Und du erinnerst dich: Vor zwei Jahren war Jennifer Yaa Akoto Kieck schon mal in Stuttgart, damals im Zapata. Das Publikum war ein ähnliches, nur halt viel kleiner. Y’akoto hatte ihr erstes Album „Babyblues“ herausgebracht, auf der Bühne stand eine schüchterne Mittzwanzigerin mit einer fantastischen Stimme und einer formidablen Band. Es war ein schöner Abend damals, Astrid North hatte eröffnet. Ebenfalls aus Hamburg, ebenfalls mit viel Soul. Und du gingst, wie die meisten, ganz beseelt nach Hause: was für zwei tolle Stimmen, was für zwei tolle Frauen. Und du hättest jede Wette abgeschlossen, dass Y’akoto mal „groß rauskommt“, wie man das früher mal nannte.

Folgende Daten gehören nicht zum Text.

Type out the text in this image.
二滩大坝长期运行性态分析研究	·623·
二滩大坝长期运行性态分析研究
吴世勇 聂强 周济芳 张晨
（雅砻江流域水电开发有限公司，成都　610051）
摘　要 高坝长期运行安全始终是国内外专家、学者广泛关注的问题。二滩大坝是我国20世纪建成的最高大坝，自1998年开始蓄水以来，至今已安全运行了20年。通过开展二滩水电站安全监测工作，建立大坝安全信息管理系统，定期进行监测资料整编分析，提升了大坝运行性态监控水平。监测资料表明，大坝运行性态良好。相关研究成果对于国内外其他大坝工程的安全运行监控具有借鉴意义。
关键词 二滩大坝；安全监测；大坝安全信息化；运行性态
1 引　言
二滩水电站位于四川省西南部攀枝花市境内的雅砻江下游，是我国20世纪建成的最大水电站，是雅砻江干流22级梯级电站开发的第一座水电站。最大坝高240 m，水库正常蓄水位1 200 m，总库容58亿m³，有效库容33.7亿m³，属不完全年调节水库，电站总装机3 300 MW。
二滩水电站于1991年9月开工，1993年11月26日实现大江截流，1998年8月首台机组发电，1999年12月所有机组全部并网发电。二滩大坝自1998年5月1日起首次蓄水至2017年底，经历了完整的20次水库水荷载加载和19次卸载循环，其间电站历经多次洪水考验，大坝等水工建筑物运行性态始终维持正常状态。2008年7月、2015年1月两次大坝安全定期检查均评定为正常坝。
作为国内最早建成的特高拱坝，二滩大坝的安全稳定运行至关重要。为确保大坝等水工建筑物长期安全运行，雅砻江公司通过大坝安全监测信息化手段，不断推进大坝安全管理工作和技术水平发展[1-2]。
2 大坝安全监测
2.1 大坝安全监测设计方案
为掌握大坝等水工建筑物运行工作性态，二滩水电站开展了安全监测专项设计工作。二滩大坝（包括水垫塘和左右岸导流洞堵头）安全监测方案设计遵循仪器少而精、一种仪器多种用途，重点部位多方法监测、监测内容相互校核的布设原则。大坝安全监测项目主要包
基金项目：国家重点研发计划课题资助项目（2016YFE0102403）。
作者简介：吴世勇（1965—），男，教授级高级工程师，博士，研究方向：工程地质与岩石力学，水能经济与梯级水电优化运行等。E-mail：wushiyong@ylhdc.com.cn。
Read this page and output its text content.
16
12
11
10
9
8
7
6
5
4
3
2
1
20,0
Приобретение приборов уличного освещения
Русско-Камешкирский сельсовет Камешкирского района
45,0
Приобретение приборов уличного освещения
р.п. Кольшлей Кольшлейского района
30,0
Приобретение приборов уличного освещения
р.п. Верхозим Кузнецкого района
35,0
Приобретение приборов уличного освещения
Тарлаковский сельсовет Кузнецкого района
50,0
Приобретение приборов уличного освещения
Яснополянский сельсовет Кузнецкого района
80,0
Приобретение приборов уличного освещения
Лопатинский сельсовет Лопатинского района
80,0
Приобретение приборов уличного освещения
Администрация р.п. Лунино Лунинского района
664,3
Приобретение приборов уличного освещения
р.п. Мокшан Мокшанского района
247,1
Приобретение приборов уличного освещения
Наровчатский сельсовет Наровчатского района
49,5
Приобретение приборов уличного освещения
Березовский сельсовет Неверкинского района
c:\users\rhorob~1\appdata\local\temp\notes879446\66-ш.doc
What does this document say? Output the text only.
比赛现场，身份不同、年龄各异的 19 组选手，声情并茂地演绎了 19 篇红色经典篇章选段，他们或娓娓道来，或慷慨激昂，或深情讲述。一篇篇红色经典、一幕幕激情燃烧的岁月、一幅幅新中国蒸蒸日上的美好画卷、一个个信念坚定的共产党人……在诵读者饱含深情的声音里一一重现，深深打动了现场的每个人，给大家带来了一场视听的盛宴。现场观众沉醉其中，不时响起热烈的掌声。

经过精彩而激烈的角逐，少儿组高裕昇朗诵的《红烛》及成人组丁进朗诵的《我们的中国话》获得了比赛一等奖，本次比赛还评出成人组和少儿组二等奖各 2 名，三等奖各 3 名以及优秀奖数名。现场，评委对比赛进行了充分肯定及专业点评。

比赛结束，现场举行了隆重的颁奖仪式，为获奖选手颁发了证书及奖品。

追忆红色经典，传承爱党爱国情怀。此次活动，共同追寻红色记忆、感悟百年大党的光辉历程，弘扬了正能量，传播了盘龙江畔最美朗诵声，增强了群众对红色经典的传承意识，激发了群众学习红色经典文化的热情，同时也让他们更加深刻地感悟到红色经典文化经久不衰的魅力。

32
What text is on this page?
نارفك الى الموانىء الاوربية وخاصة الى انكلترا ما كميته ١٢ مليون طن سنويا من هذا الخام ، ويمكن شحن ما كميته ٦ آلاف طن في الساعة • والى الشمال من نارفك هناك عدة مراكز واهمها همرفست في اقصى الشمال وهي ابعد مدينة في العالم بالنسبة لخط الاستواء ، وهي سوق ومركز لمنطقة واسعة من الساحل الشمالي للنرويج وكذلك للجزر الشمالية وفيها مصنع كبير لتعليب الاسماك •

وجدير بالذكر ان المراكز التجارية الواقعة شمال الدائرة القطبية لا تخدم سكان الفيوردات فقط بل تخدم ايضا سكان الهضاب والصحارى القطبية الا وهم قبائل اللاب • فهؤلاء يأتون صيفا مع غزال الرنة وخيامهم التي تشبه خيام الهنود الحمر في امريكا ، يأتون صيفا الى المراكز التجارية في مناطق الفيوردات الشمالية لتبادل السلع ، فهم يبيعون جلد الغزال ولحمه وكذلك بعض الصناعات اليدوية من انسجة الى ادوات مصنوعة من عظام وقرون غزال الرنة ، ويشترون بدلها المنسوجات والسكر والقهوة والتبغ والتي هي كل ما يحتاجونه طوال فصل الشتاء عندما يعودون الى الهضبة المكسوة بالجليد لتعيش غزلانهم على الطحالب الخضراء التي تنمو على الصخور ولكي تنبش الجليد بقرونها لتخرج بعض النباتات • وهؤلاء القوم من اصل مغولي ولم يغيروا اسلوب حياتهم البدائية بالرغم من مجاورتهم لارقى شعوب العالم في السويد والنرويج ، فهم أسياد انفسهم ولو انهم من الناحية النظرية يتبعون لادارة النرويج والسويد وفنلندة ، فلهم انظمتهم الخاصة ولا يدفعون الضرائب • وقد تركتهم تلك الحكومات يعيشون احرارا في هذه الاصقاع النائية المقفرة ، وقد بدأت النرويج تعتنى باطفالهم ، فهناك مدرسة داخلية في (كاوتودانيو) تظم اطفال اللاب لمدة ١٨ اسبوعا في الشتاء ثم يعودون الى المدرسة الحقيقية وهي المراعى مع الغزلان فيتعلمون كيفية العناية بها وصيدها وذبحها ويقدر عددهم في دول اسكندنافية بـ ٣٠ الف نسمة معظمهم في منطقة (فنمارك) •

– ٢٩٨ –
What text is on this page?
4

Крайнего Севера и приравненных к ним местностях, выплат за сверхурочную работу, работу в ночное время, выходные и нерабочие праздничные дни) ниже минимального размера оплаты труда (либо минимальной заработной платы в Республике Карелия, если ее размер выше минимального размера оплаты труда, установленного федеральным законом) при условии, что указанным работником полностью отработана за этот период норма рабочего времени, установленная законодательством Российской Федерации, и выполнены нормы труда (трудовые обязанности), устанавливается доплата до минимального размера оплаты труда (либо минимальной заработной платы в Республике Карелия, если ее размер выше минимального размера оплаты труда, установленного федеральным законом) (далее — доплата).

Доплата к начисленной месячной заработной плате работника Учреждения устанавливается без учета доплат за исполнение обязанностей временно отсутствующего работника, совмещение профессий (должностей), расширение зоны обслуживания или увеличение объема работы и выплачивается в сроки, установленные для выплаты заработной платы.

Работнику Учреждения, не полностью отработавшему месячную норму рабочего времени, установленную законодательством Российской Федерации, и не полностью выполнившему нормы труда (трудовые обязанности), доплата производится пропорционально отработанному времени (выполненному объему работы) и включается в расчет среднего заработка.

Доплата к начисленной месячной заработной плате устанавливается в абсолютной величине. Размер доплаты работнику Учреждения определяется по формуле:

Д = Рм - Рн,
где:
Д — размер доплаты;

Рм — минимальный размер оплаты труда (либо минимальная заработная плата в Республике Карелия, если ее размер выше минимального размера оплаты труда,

Und die Wette hättest du gewonnen. Y’akotos neues Album „Moody Blues“ wird von der Kritik gefeiert, die aktuelle Tour ist ausverkauft, und auch die Wagenhallen sind voll. Keine Ahnung, ob man dir und deinen Altersgenossen etwas Gutes tun wollte, aber die Halle ist auf mindestens dreißig Grad aufgeheizt. Nicht nur deshalb freust du dich, dass man euch nicht allzu lange warten lässt. Eine Vorgruppe gibt’s auch nicht. Fein, da kommst du mal zu einer vernünftigen Zeit nach Hause. Zu einer Zeit, wo bei deinen anderen Konzerten meist noch nicht mal der Support Act auf der Bühne steht.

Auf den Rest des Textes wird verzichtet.